Читаем Катарина, павлин и иезуит полностью

Илья-пророк перестал кататься по небу, Магдаленка успокоилась и, тихо постанывая, ждала завтрака, паломники всю первую половину дня бродили по горному поселку, ожидая, когда снова можно будет продолжить путь. Всюду было много грязи, а так как долгое время в одном месте находилось столько людей, хватало грязи и человеческой, поэтому возникла вонь, и многим это испортило настроение, начались громкие препирательства и взаимные упреки, но ведь странствие – это не только путь сквозь кристальной чистоты свет, но и через грязь. Чем больше человека тянет вверх, тем глубже он оказывается в грязи, а принимая во внимание соответствующие условия, скажем прямо: в дерьме, в собственном дерьме. До обеда настроение испортилось уже очень у многих, так что кто-то должен был принять какие-то меры, священник Янез сердито сказал: пусть бы лучше молились, и что это за люди такие, если ссорятся из-за естественной человеческой потребности; предводитель Михаэл Кумердей бил кнутом по своим сапогам: над горами тучи, пора в дорогу, а тут все еще жрут, в дорогу, в дорогу – кнут хлестал сердито, – а тут ругаются из-за говна. Тогда, к счастью, поднялся папаша из Птуя и объяснил собравшимся, какое тяжкое бремя должен нести человек во время странствия. Он сказал:

– Чего вы ссоритесь, люди, сидя за накрытым столом?

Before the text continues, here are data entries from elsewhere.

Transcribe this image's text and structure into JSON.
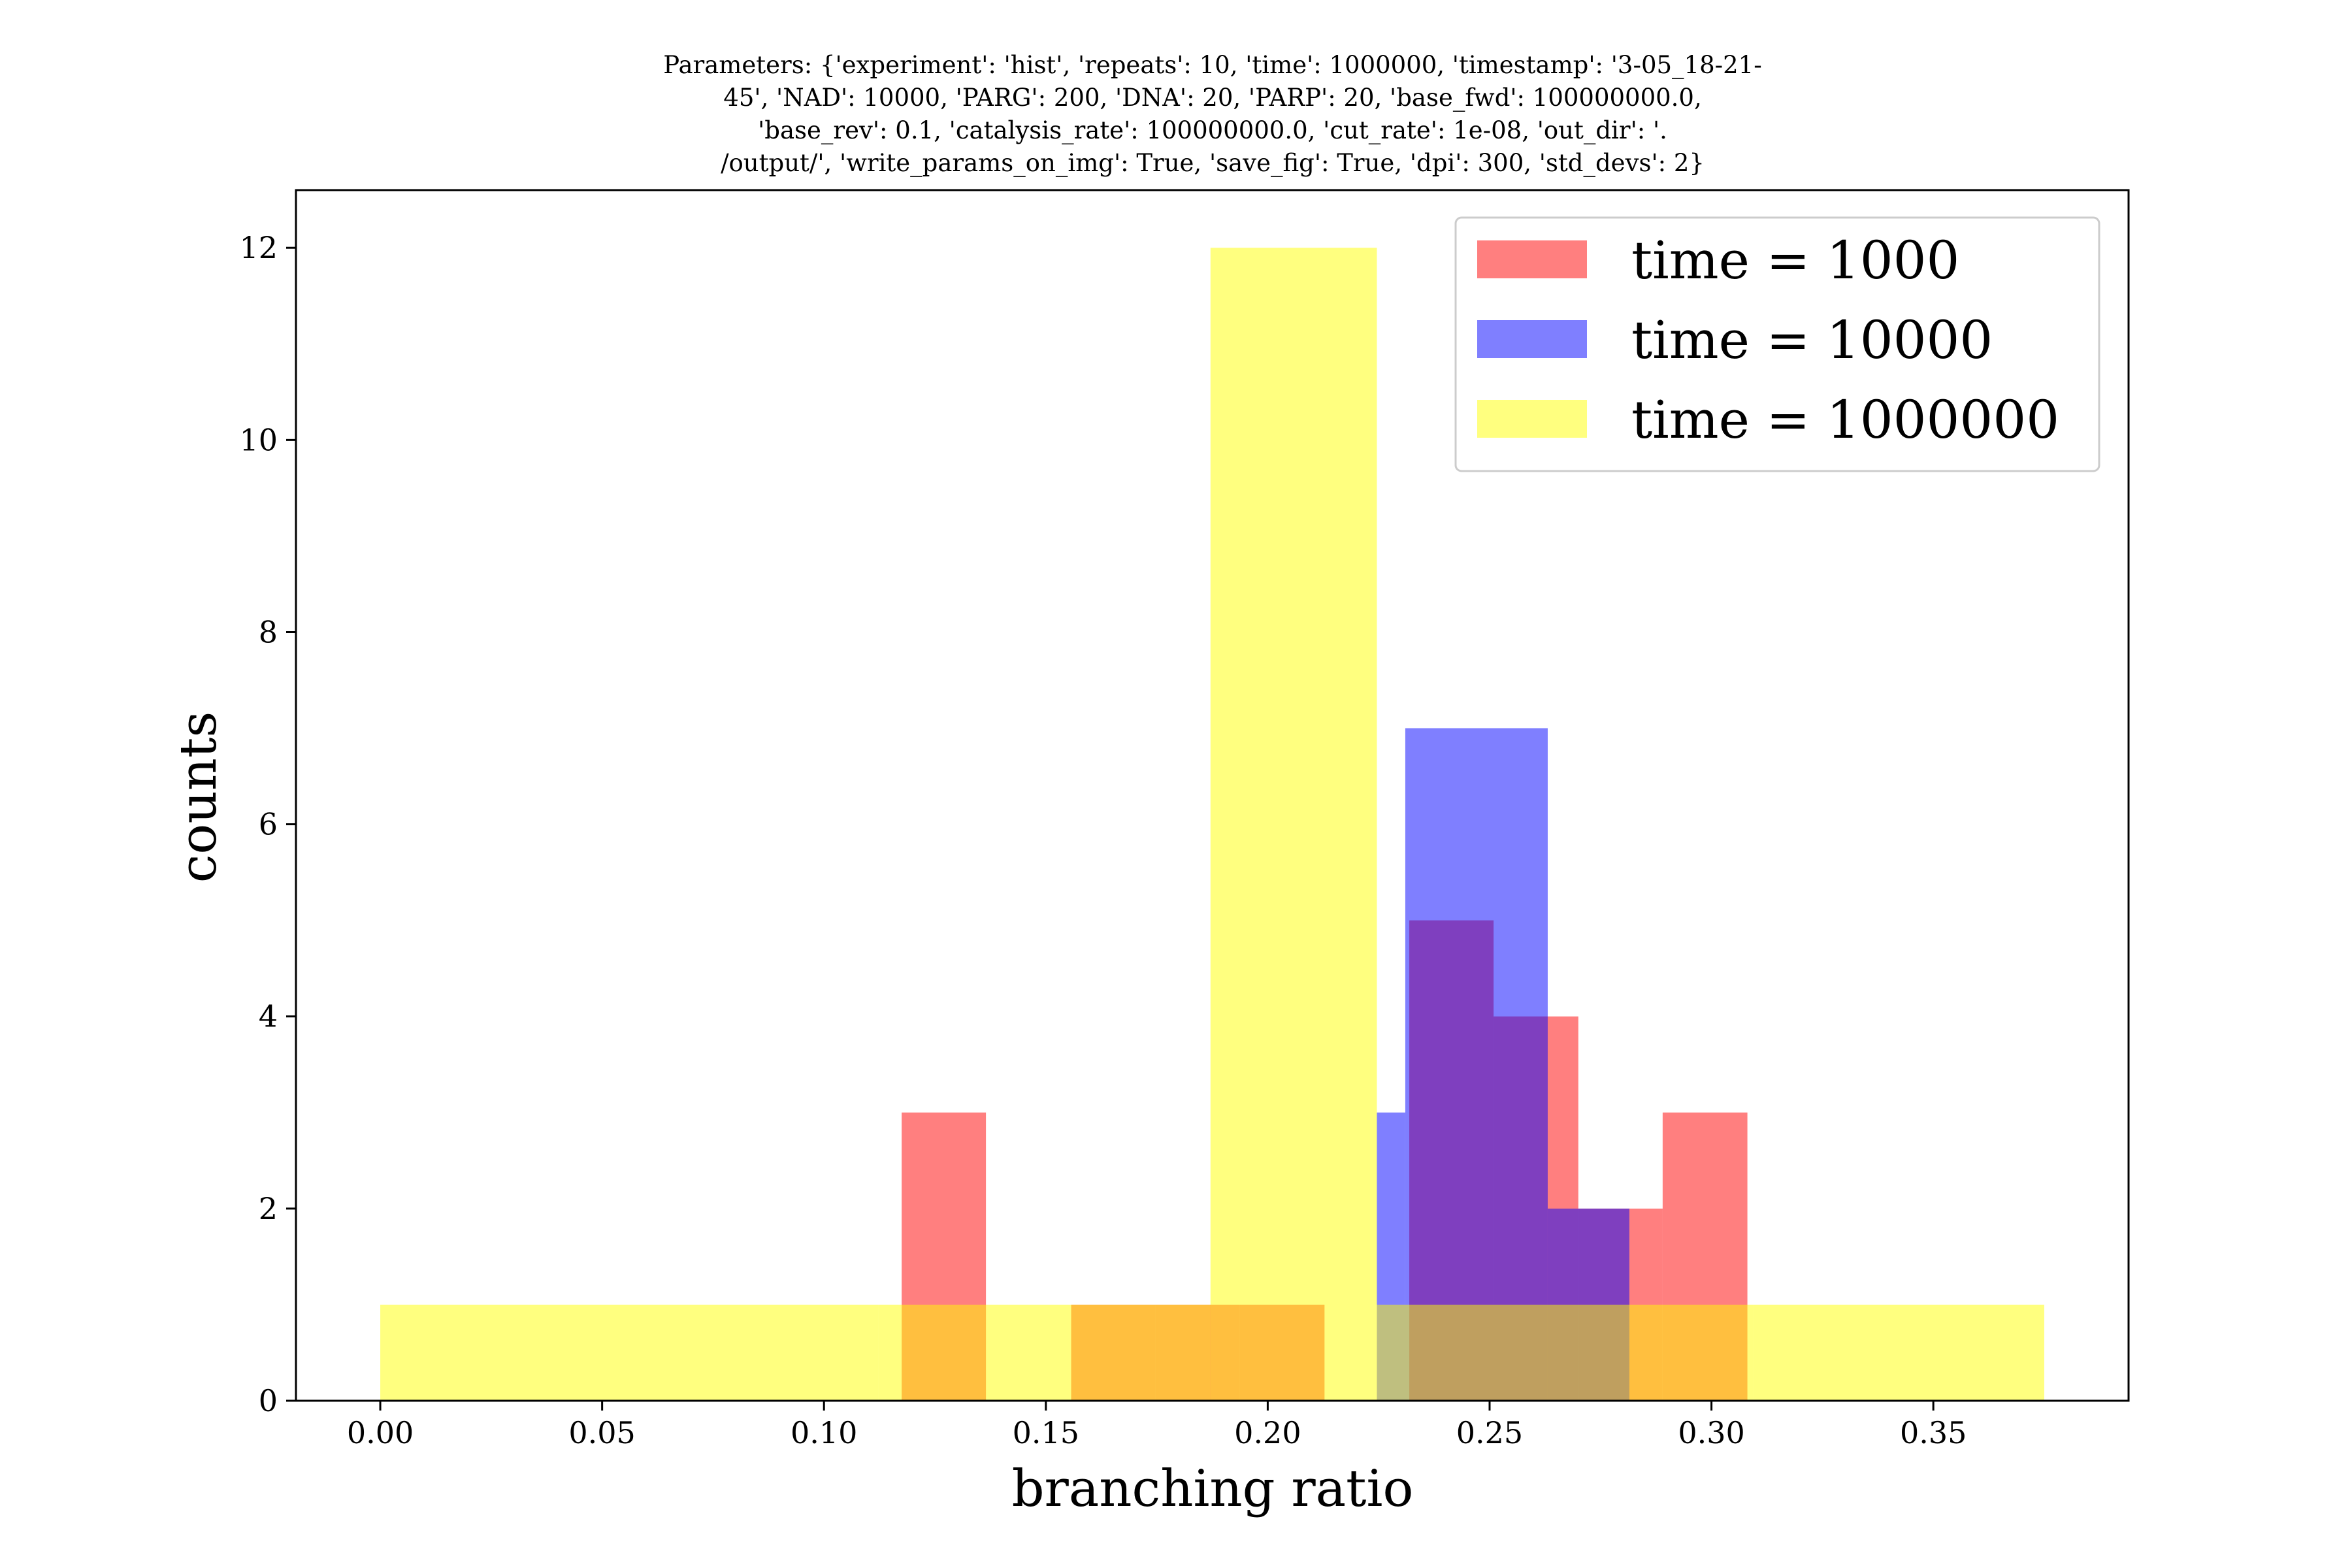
{
  "chart_data": {
    "type": "bar",
    "title_lines": [
      "Parameters: {'experiment': 'hist', 'repeats': 10, 'time': 1000000, 'timestamp': '3-05_18-21-",
      "45', 'NAD': 10000, 'PARG': 200, 'DNA': 20, 'PARP': 20, 'base_fwd': 100000000.0,",
      "'base_rev': 0.1, 'catalysis_rate': 100000000.0, 'cut_rate': 1e-08, 'out_dir': '.",
      "/output/', 'write_params_on_img': True, 'save_fig': True, 'dpi': 300, 'std_devs': 2}"
    ],
    "xlabel": "branching ratio",
    "ylabel": "counts",
    "xlim": [
      -0.019,
      0.394
    ],
    "ylim": [
      0,
      12.6
    ],
    "xticks": [
      "0.00",
      "0.05",
      "0.10",
      "0.15",
      "0.20",
      "0.25",
      "0.30",
      "0.35"
    ],
    "xtick_values": [
      0.0,
      0.05,
      0.1,
      0.15,
      0.2,
      0.25,
      0.3,
      0.35
    ],
    "yticks": [
      "0",
      "2",
      "4",
      "6",
      "8",
      "10",
      "12"
    ],
    "ytick_values": [
      0,
      2,
      4,
      6,
      8,
      10,
      12
    ],
    "grid": false,
    "legend_position": "top-right",
    "series": [
      {
        "name": "time = 1000",
        "color": "#ff0000",
        "opacity": 0.5,
        "bins": [
          {
            "x0": 0.1175,
            "x1": 0.1365,
            "count": 3
          },
          {
            "x0": 0.1557,
            "x1": 0.1747,
            "count": 1
          },
          {
            "x0": 0.1747,
            "x1": 0.1937,
            "count": 1
          },
          {
            "x0": 0.1937,
            "x1": 0.2128,
            "count": 1
          },
          {
            "x0": 0.2319,
            "x1": 0.2509,
            "count": 5
          },
          {
            "x0": 0.2509,
            "x1": 0.27,
            "count": 4
          },
          {
            "x0": 0.27,
            "x1": 0.289,
            "count": 2
          },
          {
            "x0": 0.289,
            "x1": 0.3081,
            "count": 3
          }
        ]
      },
      {
        "name": "time = 10000",
        "color": "#0000ff",
        "opacity": 0.5,
        "bins": [
          {
            "x0": 0.2246,
            "x1": 0.231,
            "count": 3
          },
          {
            "x0": 0.231,
            "x1": 0.2631,
            "count": 7
          },
          {
            "x0": 0.2631,
            "x1": 0.2815,
            "count": 2
          }
        ]
      },
      {
        "name": "time = 1000000",
        "color": "#ffff00",
        "opacity": 0.5,
        "bins": [
          {
            "x0": 0.0,
            "x1": 0.1122,
            "count": 1
          },
          {
            "x0": 0.1122,
            "x1": 0.1871,
            "count": 1
          },
          {
            "x0": 0.1871,
            "x1": 0.2246,
            "count": 12
          },
          {
            "x0": 0.2246,
            "x1": 0.3094,
            "count": 1
          },
          {
            "x0": 0.3094,
            "x1": 0.375,
            "count": 1
          }
        ]
      }
    ]
  }
}
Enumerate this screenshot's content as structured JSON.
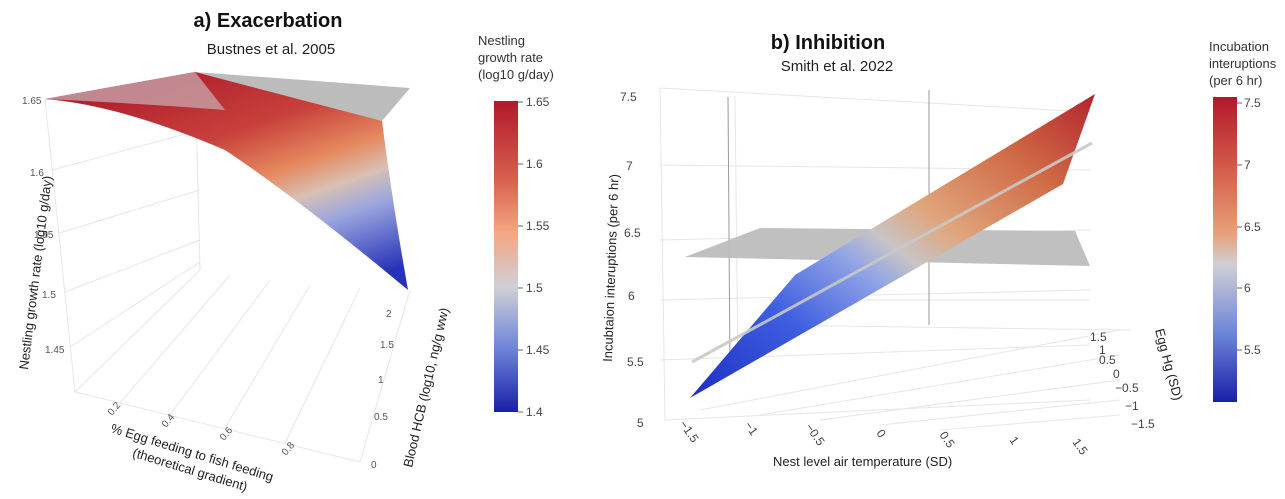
{
  "chart_data": [
    {
      "type": "surface3d",
      "title": "a) Exacerbation",
      "subtitle": "Bustnes et al. 2005",
      "xlabel": "% Egg feeding to fish feeding\n(theoretical gradient)",
      "ylabel": "Blood HCB (log10, ng/g ww)",
      "zlabel": "Nestling growth rate (log10 g/day)",
      "x_ticks": [
        "0.2",
        "0.4",
        "0.6",
        "0.8"
      ],
      "y_ticks": [
        "0",
        "0.5",
        "1",
        "1.5",
        "2"
      ],
      "z_ticks": [
        "1.45",
        "1.5",
        "1.55",
        "1.6",
        "1.65"
      ],
      "xlim": [
        0,
        1
      ],
      "ylim": [
        0,
        2.2
      ],
      "zlim": [
        1.4,
        1.65
      ],
      "surface_corners": [
        {
          "x": 0,
          "y": 0,
          "z": 1.65
        },
        {
          "x": 1,
          "y": 0,
          "z": 1.65
        },
        {
          "x": 0,
          "y": 2.2,
          "z": 1.65
        },
        {
          "x": 1,
          "y": 2.2,
          "z": 1.42
        }
      ],
      "reference_plane_z": 1.65,
      "colorbar": {
        "title": [
          "Nestling",
          "growth rate",
          "(log10 g/day)"
        ],
        "ticks": [
          "1.65",
          "1.6",
          "1.55",
          "1.5",
          "1.45",
          "1.4"
        ],
        "range": [
          1.4,
          1.65
        ]
      }
    },
    {
      "type": "surface3d",
      "title": "b) Inhibition",
      "subtitle": "Smith et al. 2022",
      "xlabel": "Nest level air temperature (SD)",
      "ylabel": "Egg Hg (SD)",
      "zlabel": "Incubtaion interuptions (per 6 hr)",
      "x_ticks": [
        "−1.5",
        "−1",
        "−0.5",
        "0",
        "0.5",
        "1",
        "1.5"
      ],
      "y_ticks": [
        "1.5",
        "1",
        "0.5",
        "0",
        "−0.5",
        "−1",
        "−1.5"
      ],
      "z_ticks": [
        "5",
        "5.5",
        "6",
        "6.5",
        "7",
        "7.5"
      ],
      "xlim": [
        -1.5,
        1.5
      ],
      "ylim": [
        -1.5,
        1.5
      ],
      "zlim": [
        5,
        7.5
      ],
      "reference_plane_z": 6.4,
      "colorbar": {
        "title": [
          "Incubation",
          "interuptions",
          "(per 6 hr)"
        ],
        "ticks": [
          "7.5",
          "7",
          "6.5",
          "6",
          "5.5"
        ],
        "range": [
          5.1,
          7.55
        ]
      }
    }
  ]
}
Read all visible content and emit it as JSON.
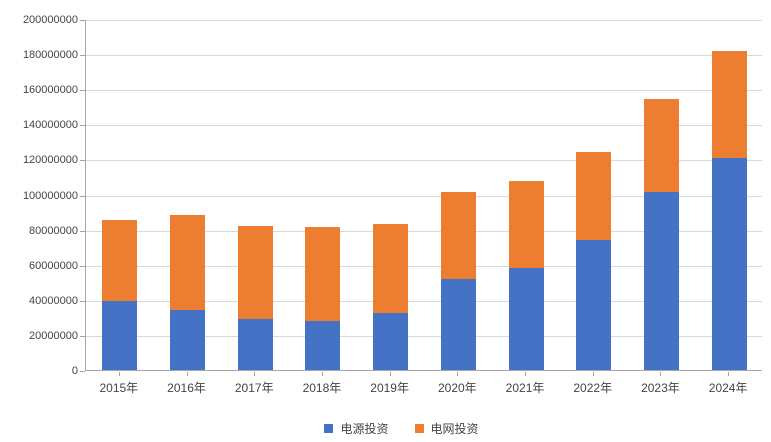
{
  "chart_data": {
    "type": "bar",
    "stacked": true,
    "title": "",
    "xlabel": "",
    "ylabel": "",
    "categories": [
      "2015年",
      "2016年",
      "2017年",
      "2018年",
      "2019年",
      "2020年",
      "2021年",
      "2022年",
      "2023年",
      "2024年"
    ],
    "series": [
      {
        "name": "电源投资",
        "color": "#4472C4",
        "values": [
          39400000,
          34000000,
          29000000,
          27900000,
          32500000,
          52000000,
          58000000,
          74300000,
          101600000,
          120600000
        ]
      },
      {
        "name": "电网投资",
        "color": "#ED7D31",
        "values": [
          46000000,
          54300000,
          53200000,
          53700000,
          50500000,
          49700000,
          49500000,
          50200000,
          53000000,
          61200000
        ]
      }
    ],
    "totals": [
      85400000,
      88300000,
      82200000,
      81600000,
      83000000,
      101700000,
      107500000,
      124500000,
      154600000,
      181800000
    ],
    "ylim": [
      0,
      200000000
    ],
    "ytick_step": 20000000,
    "ytick_labels": [
      "0",
      "20000000",
      "40000000",
      "60000000",
      "80000000",
      "100000000",
      "120000000",
      "140000000",
      "160000000",
      "180000000",
      "200000000"
    ],
    "grid": true,
    "legend_position": "bottom"
  },
  "colors": {
    "background": "#FFFFFF",
    "gridline": "#D9D9D9",
    "axis": "#A6A6A6",
    "label_text": "#444444",
    "series_blue": "#4472C4",
    "series_orange": "#ED7D31"
  }
}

Люди кричали, что они сердятся не из-за накрытого стола, а из-за невыносимых санитарных условий, из-за того, что с накрытого стола пройдет па следующее утро через них в плохо оборудованные нужники, кое-кто делает кучи прямо за домами и на дворах, вместо того чтобы отойти поглубже в лес, где, конечно, темно и скользко и где водятся медведи и волки, но, во всяком случае, тогда не будет такой вони, какая сейчас, да еще за обедом. Они продолжали пререкаться, стучали тарелками, щелкали языками и наливали себе вина. Тогда поднялся и священник Янез, воскликнув: – Тише, послушайте папашу!

– Тише, тише, – зашелестело у столов, – будет говорить папаша из Птуя. Они отложили ложки, стаканы ставили на стол тихо, но все еще продолжали прищелкивать языками.

– Чего вы сердитесь, люди? – повторил папаша Тобия. – Глупо сердиться за обедом из-за утренней сумятицы по поводу ваших куч. Разве поэт не сказал: maturum stercus est importabile pondwi? –Тобия, разумеется, знал латынь, а поскольку паломники не были сильны в этом древнем языке его юности, он тут же перевел: – Созревшее говно – несносное бремя.

Он подождал, чтобы странники обдумали эту премудрость и закивали, затем отец Тобия, глубокий старик, бывший свидетелем многих событий, случившихся двести и более лет назад, продолжал: – Вы должны радоваться, леса велики, а что бы с вами было, если бы вы совершали паломничество на корабле? Когда мы в тысяча шестьсот тридцатом году, если я правильно запомнил, плыли на кораблях в Святую землю, с этими делами были куда большие трудности, чем то, что у вас сейчас, я хочу сказать – то, что было сегодня утром. Тогда у каждого паломника имелась посудина для мочи и блевотины. Это была небольшая посудина из глины, которую мы тогда называли, как мне припоминается, терракота. Если бы она была стеклянная, я сказал бы «бутылка», но стекло тогда еще не было в широком употреблении. Так как в помещении под палубой была ужасная теснота, опорожнять эти посудины до зари не удавалось. А кроме того, постоянно оказывался тут какой-нибудь неуклюжий товарищ, который так спешил выйти по нужде, что по пути опрокидывал, по крайней мере, пяток посудин, отчего в помещении стояла несносная вонь. Утром, когда паломники вставали и их животы жаждали облегчиться, все одновременно выползали на палубу, на шкафут, где было устройство, чтобы справлять нужду. Иногда до тринадцати человек сидело там на скамье, и сидевшие были довольны, зато ждавшие злились, особенно если кто-то засиживался слишком долго. Короче говоря: Nee est ibi verecund"ia sed potius iracundia.

Священник Янез Демшар перевел: «Больше там злости, чем справедливости».